Leonardo da Vinci dianggap sebagai contoh “manusia renaisans” yang terbaik. Kehebatan intelektualnya telah mendorong kemajuan berbagai bidang studi dan seni. Meski demikian, Leonardo mencatat tentang “hari-hari kita yang menyedihkan ini” dan meratapi kenyataan bahwa kita mati “tanpa meninggalkan kenangan apa pun tentang diri kita dalam benak orang-orang.”
“Kukira selama ini aku belajar cara untuk hidup,” kata Leonardo, “tetapi nyatanya aku sedang belajar cara untuk mati.” Mungkin Leonardo tidak sadar, tetapi perkataannya ada benarnya. Belajar cara untuk mati adalah jalan menuju kehidupan. Setelah Yesus memasuki kota Yerusalem dan disambut dengan arak-arakan yang meriah (yang kita rayakan sekarang sebagai Minggu Palma; lihat Yoh. 12:12-19), Dia berkata, “Sesungguhnya jikalau biji gandum tidak jatuh ke dalam tanah dan mati, ia tetap satu biji saja; tetapi jika ia mati, ia akan menghasilkan banyak buah” (ay. 24). Dia memang berbicara tentang kematian-Nya sendiri, tetapi kemudian memperluasnya untuk mencakup kita semua: “Barangsiapa mencintai nyawanya, ia akan kehilangan nyawanya, tetapi barangsiapa tidak mencintai nyawanya di dunia ini, ia akan memeliharanya untuk hidup yang kekal” (ay. 25).

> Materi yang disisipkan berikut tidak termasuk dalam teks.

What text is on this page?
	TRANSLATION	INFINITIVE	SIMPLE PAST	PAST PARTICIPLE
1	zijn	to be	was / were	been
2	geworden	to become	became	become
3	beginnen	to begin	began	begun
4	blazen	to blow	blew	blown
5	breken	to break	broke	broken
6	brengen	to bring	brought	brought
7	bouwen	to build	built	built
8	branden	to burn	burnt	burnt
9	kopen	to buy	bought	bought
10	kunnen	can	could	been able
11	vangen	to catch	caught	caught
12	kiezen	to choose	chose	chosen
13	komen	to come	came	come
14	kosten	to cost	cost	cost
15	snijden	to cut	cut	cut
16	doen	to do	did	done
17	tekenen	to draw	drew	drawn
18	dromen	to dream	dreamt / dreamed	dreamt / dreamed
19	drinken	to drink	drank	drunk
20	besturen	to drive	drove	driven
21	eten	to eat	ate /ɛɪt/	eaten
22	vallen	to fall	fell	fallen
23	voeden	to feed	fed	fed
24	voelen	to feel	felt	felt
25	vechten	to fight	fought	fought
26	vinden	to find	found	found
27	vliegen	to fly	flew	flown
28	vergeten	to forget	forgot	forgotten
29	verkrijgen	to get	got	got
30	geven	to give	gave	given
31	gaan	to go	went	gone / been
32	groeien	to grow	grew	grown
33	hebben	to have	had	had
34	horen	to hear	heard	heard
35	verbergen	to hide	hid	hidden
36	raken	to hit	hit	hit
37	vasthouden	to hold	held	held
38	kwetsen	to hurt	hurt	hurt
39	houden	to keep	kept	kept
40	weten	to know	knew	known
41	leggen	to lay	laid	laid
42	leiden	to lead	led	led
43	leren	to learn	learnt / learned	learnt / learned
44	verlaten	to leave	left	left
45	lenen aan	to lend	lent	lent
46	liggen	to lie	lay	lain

Rasul Paulus menulis tentang “dikuburkan bersama-sama dengan [Kristus] oleh baptisan dalam kematian, supaya, sama seperti Kristus telah dibangkitkan dari antara orang mati oleh kemuliaan Bapa, demikian pula kita akan hidup dalam hidup yang baru. Sebab jika kita telah menjadi satu dengan apa yang sama dengan kematian-Nya, kita juga akan menjadi satu dengan apa yang sama dengan kebangkitan-Nya” (Rm. 6:4-5).
Lewat kematian-Nya, Yesus menawarkan kepada kita kelahiran kembali—makna “renaisans” yang sesungguhnya. Dia telah membuka jalan bagi kita untuk mengalami kehidupan kekal bersama Bapa-Nya.